21. It is evident from this that what the founder of the Charities intended to create was provision for the free feeding of the pilgrims in a temple or a math. As such earlier, the Founder had also totally divested himself of any right to the property. Unless there is a clear divestiture of ownership, there cannot be an endowment. This requirement is satisfied in this case because the recitals show an unambiguous expression of intentions divest and in fact there was an actual divestment for the purpose specified by the founder.

22. Though the learned counsel for the respondent argued that there was no trust deed. Under the Act, an endowment be either by express dedication or necessary implication. In this case, not only has the founder inscribed a stone with the words that the property had been endowed for the charities and got in embedded in the property, but reference to this endowment is also made in the Partition Deed Ex. A1, which is later in point of time. So, the declaration and dedication are clear and unambiguous. Whether the trust is a public or private one will depend upon who the beneficiaries are. The following passage in throws light on this aspect:

"The distinction between a private and a public trust is that whereas in the former the beneficiaries are specific individuals, in the latter they are the general public or a class thereof. While in the former the beneficiaries are persons who are ascertained or capable of being ascertained, in the latter they constitute a body which is incapable of ascertainment."

23. Since Desantharis the beneficiaries under the suit Charities are incapable of being ascertained, the trust as a public one. As to whether the trust is a specific endowment, it must be granted that the two decisions relied on by the counsel for the appellant apply to the instant case. If it can be shown that there is an association with an observance of religious character whether it be connected with a math, temple or not, it would be a religious charities and any property if it is endowment for the performance of any religious charity would be a specific endowment.

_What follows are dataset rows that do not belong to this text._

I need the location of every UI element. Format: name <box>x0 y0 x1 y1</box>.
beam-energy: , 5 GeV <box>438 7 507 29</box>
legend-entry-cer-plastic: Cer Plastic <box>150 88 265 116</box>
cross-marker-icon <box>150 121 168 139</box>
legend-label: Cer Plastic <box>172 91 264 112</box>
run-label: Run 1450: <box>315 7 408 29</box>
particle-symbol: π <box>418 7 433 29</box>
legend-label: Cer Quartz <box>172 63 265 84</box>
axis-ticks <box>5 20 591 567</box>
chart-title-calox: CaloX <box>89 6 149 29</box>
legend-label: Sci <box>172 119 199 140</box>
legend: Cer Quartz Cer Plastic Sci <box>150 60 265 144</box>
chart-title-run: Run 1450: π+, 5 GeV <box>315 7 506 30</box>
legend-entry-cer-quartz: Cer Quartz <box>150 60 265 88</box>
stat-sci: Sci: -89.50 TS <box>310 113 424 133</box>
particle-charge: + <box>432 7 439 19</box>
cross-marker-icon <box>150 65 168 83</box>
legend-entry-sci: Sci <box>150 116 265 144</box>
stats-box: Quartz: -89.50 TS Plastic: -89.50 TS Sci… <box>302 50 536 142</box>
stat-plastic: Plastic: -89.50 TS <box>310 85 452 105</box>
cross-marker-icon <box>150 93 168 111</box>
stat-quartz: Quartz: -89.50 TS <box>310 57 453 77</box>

24. The Charity to be performed here is the Thathirathanai service which is propitiation and offering of food to the deity at the Perumal temples and thereafter the founder intended the food to be distributed to the pilgrims. The feeding of pilgrims has been held in the aforesaid case to be a public charity and since it is associated with the offering at the Perumal Temples it partakes of a religious character also. It cannot also be denied that the pilgrims at Perumal Temples will only be Hindus.

25. The Supreme Court in the decision reported in The Commissioner, Madras Hindu Religious and Charitable Endowments, Madras v. Narayana Ayyangar and others, 1965 (2) MLJ 47 holds that to constitute association it is not necessary that the persons responsible for celebrating religious festival in a temple or math should control the administration of the charity.

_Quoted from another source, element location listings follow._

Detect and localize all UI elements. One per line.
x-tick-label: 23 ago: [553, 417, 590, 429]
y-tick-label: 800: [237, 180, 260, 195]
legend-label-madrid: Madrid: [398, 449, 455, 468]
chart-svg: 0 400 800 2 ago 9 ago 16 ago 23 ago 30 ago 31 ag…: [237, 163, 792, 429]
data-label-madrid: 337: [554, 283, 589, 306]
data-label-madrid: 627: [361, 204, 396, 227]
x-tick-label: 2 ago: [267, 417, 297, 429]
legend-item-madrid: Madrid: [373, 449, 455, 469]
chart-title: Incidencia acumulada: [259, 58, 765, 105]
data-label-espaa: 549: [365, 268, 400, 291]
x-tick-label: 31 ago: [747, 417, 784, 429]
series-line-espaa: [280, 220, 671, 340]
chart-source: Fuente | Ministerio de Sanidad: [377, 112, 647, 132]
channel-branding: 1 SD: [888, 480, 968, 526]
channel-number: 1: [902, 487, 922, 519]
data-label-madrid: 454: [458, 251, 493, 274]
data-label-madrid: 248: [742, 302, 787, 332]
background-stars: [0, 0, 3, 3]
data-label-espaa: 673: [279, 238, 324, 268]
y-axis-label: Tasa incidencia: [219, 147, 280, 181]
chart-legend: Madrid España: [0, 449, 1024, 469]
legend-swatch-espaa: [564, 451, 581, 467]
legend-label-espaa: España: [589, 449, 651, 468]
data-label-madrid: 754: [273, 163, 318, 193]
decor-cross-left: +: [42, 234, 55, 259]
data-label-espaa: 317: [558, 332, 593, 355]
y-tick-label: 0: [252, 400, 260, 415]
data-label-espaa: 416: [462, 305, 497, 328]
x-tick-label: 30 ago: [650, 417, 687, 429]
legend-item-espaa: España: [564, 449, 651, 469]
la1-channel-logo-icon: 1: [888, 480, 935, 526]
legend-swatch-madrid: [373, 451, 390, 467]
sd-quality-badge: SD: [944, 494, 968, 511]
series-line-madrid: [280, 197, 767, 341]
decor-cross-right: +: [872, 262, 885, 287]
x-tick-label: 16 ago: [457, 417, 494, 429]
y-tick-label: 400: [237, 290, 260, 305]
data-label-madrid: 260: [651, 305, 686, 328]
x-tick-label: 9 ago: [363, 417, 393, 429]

26. The founder had set apart his house and clearly intended that the income there from should be utilised for feeding pilgrims who visit temples. Therefore all the elements that are required to constitute a specific endowment are present in this case. The Sanskrit, English Dictionary (Varan Shivram Apte 1993, ed.) also defines "Ladiya" (sic) as belonging to that, his, hers, its this and (sic) "Aradhanam" inter alia as worshipping, Adoration, Propitiation (as of a deity) indicating the religious aspect of Thathiarathanai.

27. The decision relied on by the learned counsel for the respondent which related to the performance of "Abishekam" in Siva Temples will not apply to this case, since in that case there is no element of public interest or participation by the public or derivation of some benefit by the public in the performance of the Abishekam. Therefore, that decision will not help the respondent.

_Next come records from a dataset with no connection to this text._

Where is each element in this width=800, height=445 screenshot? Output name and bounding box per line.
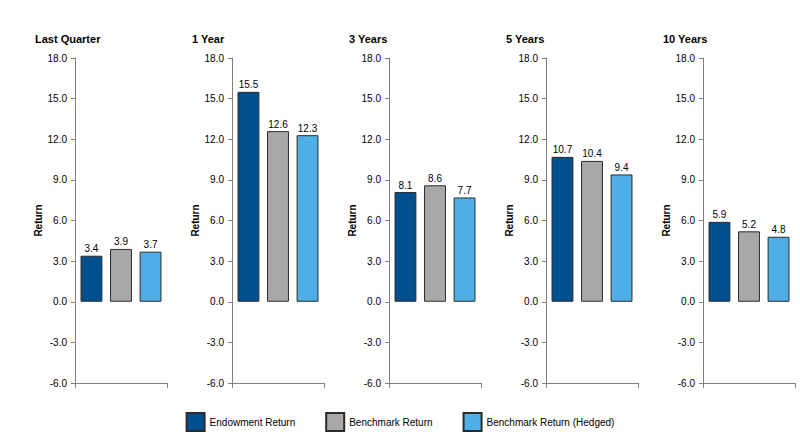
svg-text:-3.0: -3.0 bbox=[50, 337, 68, 348]
svg-text:18.0: 18.0 bbox=[519, 53, 539, 64]
svg-text:12.0: 12.0 bbox=[205, 134, 225, 145]
svg-text:0.0: 0.0 bbox=[210, 296, 224, 307]
svg-text:-6.0: -6.0 bbox=[521, 378, 539, 389]
svg-text:Return: Return bbox=[504, 204, 515, 236]
svg-text:0.0: 0.0 bbox=[53, 296, 67, 307]
svg-text:18.0: 18.0 bbox=[676, 53, 696, 64]
svg-text:1 Year: 1 Year bbox=[192, 33, 225, 45]
svg-text:10 Years: 10 Years bbox=[663, 33, 707, 45]
svg-text:9.0: 9.0 bbox=[53, 174, 67, 185]
svg-text:3.0: 3.0 bbox=[524, 256, 538, 267]
svg-text:15.0: 15.0 bbox=[205, 93, 225, 104]
svg-text:12.0: 12.0 bbox=[676, 134, 696, 145]
svg-text:3.0: 3.0 bbox=[681, 256, 695, 267]
svg-text:6.0: 6.0 bbox=[524, 215, 538, 226]
svg-text:Last Quarter: Last Quarter bbox=[35, 33, 101, 45]
svg-text:Return: Return bbox=[190, 204, 201, 236]
svg-text:3 Years: 3 Years bbox=[349, 33, 387, 45]
svg-text:9.0: 9.0 bbox=[367, 174, 381, 185]
svg-text:Return: Return bbox=[347, 204, 358, 236]
svg-text:-3.0: -3.0 bbox=[521, 337, 539, 348]
svg-text:15.5: 15.5 bbox=[239, 79, 259, 90]
svg-text:4.8: 4.8 bbox=[772, 224, 786, 235]
svg-text:Benchmark Return: Benchmark Return bbox=[349, 417, 432, 428]
svg-text:-3.0: -3.0 bbox=[207, 337, 225, 348]
svg-text:9.4: 9.4 bbox=[615, 162, 629, 173]
svg-text:5.9: 5.9 bbox=[713, 209, 727, 220]
svg-text:Return: Return bbox=[661, 204, 672, 236]
svg-text:8.6: 8.6 bbox=[428, 173, 442, 184]
svg-text:3.0: 3.0 bbox=[367, 256, 381, 267]
svg-text:0.0: 0.0 bbox=[367, 296, 381, 307]
svg-text:10.7: 10.7 bbox=[553, 144, 573, 155]
svg-text:3.0: 3.0 bbox=[210, 256, 224, 267]
svg-text:-6.0: -6.0 bbox=[50, 378, 68, 389]
svg-text:9.0: 9.0 bbox=[524, 174, 538, 185]
svg-text:7.7: 7.7 bbox=[458, 185, 472, 196]
svg-text:-6.0: -6.0 bbox=[364, 378, 382, 389]
svg-text:6.0: 6.0 bbox=[53, 215, 67, 226]
svg-text:18.0: 18.0 bbox=[205, 53, 225, 64]
svg-text:18.0: 18.0 bbox=[362, 53, 382, 64]
svg-text:3.7: 3.7 bbox=[144, 239, 158, 250]
svg-text:Endowment Return: Endowment Return bbox=[210, 417, 296, 428]
svg-text:18.0: 18.0 bbox=[48, 53, 68, 64]
svg-text:15.0: 15.0 bbox=[519, 93, 539, 104]
svg-text:6.0: 6.0 bbox=[681, 215, 695, 226]
svg-text:3.0: 3.0 bbox=[53, 256, 67, 267]
svg-text:15.0: 15.0 bbox=[362, 93, 382, 104]
svg-text:Return: Return bbox=[33, 204, 44, 236]
svg-text:-3.0: -3.0 bbox=[678, 337, 696, 348]
svg-text:5 Years: 5 Years bbox=[506, 33, 544, 45]
svg-text:12.0: 12.0 bbox=[519, 134, 539, 145]
svg-text:9.0: 9.0 bbox=[210, 174, 224, 185]
svg-text:3.4: 3.4 bbox=[85, 243, 99, 254]
svg-text:12.0: 12.0 bbox=[48, 134, 68, 145]
svg-text:3.9: 3.9 bbox=[114, 236, 128, 247]
svg-text:6.0: 6.0 bbox=[367, 215, 381, 226]
svg-text:15.0: 15.0 bbox=[48, 93, 68, 104]
svg-text:0.0: 0.0 bbox=[524, 296, 538, 307]
svg-text:12.3: 12.3 bbox=[298, 123, 318, 134]
svg-text:-6.0: -6.0 bbox=[678, 378, 696, 389]
svg-text:5.2: 5.2 bbox=[742, 219, 756, 230]
svg-text:15.0: 15.0 bbox=[676, 93, 696, 104]
svg-text:9.0: 9.0 bbox=[681, 174, 695, 185]
svg-text:10.4: 10.4 bbox=[582, 148, 602, 159]
svg-text:-3.0: -3.0 bbox=[364, 337, 382, 348]
svg-text:12.0: 12.0 bbox=[362, 134, 382, 145]
svg-text:0.0: 0.0 bbox=[681, 296, 695, 307]
svg-text:-6.0: -6.0 bbox=[207, 378, 225, 389]
svg-text:Benchmark Return (Hedged): Benchmark Return (Hedged) bbox=[487, 417, 615, 428]
svg-text:8.1: 8.1 bbox=[399, 180, 413, 191]
svg-text:12.6: 12.6 bbox=[268, 119, 288, 130]
svg-text:6.0: 6.0 bbox=[210, 215, 224, 226]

28. For all the aforesaid reasons we come to the conclusion that the founder of the charities had created a specific endowment for the performance of the "Thathiarathani Service" to "Desantharis" in "Perumal Temples" in Chennai and the said endowment will definitely come within the purview of the Act. It is not a private trust as claimed by the respondent in the suit filed by him.

29. The appeal is therefore allowed and the order of the learned Single Judge is setaside and O.S.No.2114 of 1981 on the file of the City Civil Court is dismissed. No Costs.